睡眠時間ごとの死亡率をグラフにすると、7時間を底に睡眠時間が長くなるほど、また短くなるほど死亡率が上がるU字型のカーブを描く。このU字型カーブは「高血圧」「肥満」「抑うつ症」の発症率と睡眠時間の関係をグラフ化しても同様に現れるという。統計的に、睡眠が7時間の人の方が8時間や6時間の人よりも長生きし、健康被害リスクが低いことは知っておきたいデータだ。

だからといって「7時間睡眠がよい」とは言い切れないことが難しいところだ。東京医科大学睡眠学講座の駒田陽子准教授は「適正な睡眠時間は個人差が大きく、体格や体質、体調、加齢によって変わってくる。結論は『人それぞれ』で、自分が昼間にいきいきと生活できるような長さの睡眠時間を自分で見つけるしかない」と指摘する。

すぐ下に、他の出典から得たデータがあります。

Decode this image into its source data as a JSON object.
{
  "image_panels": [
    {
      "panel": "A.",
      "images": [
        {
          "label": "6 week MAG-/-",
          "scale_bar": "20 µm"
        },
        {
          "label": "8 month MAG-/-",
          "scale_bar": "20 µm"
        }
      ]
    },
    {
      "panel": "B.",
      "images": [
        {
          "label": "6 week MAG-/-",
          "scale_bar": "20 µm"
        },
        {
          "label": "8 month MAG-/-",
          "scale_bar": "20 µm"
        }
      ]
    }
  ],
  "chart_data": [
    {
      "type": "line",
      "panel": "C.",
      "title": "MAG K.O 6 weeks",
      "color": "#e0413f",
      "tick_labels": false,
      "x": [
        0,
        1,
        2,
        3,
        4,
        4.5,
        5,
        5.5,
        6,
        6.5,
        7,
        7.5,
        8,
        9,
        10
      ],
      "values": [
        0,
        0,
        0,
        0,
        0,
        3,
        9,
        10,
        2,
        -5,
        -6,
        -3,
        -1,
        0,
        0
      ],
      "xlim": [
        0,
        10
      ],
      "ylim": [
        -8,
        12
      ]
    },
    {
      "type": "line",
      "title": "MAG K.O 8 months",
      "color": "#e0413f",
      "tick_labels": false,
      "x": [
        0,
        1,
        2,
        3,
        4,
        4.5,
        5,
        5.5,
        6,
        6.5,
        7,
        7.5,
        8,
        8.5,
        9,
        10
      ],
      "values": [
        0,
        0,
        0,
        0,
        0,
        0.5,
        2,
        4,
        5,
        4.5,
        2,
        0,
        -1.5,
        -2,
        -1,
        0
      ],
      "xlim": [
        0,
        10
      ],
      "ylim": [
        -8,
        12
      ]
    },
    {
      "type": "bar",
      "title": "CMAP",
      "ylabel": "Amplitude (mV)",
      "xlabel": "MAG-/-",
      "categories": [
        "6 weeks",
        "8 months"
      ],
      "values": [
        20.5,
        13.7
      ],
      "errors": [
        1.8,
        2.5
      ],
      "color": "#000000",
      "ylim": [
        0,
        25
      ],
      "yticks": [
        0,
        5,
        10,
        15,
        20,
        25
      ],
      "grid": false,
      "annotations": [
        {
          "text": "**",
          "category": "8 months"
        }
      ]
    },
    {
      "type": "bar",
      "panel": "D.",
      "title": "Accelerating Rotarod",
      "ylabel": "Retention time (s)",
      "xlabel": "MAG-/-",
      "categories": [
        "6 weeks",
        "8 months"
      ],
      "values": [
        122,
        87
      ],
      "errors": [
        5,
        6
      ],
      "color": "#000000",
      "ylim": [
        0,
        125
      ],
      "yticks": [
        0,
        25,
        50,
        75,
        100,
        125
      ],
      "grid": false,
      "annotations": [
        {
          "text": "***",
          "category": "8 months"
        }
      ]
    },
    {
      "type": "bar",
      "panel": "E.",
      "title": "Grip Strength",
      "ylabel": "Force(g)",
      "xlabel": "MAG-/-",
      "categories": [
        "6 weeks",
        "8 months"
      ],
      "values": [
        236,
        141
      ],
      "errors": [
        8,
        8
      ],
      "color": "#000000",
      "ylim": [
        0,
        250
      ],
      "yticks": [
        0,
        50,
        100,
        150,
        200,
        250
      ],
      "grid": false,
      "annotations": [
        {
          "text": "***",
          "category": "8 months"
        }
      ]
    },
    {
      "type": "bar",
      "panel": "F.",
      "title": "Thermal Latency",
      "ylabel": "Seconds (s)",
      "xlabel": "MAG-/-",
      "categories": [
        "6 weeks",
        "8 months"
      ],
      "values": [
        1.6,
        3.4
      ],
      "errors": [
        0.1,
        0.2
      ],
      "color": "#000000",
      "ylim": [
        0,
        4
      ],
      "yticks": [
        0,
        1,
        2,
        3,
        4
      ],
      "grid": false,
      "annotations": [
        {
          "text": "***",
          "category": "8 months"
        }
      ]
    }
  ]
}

睡眠に関するもう一つの誤解は「健康や美容のためには夜中の0時より前に、または0時をはさんで眠るのが望ましい」という説。特に午後10時から午前2時の間は「お肌のゴールデンタイム」とも呼ばれ、重要視する女性も多い。しかし、これも科学的根拠はない。

「0時またぎ説」の理由とされるのが、体の疲労回復や新陳代謝を促す「成長ホルモン」が睡眠中の0時前後に最も多く分泌されるというものだが、これは事実と異なるという。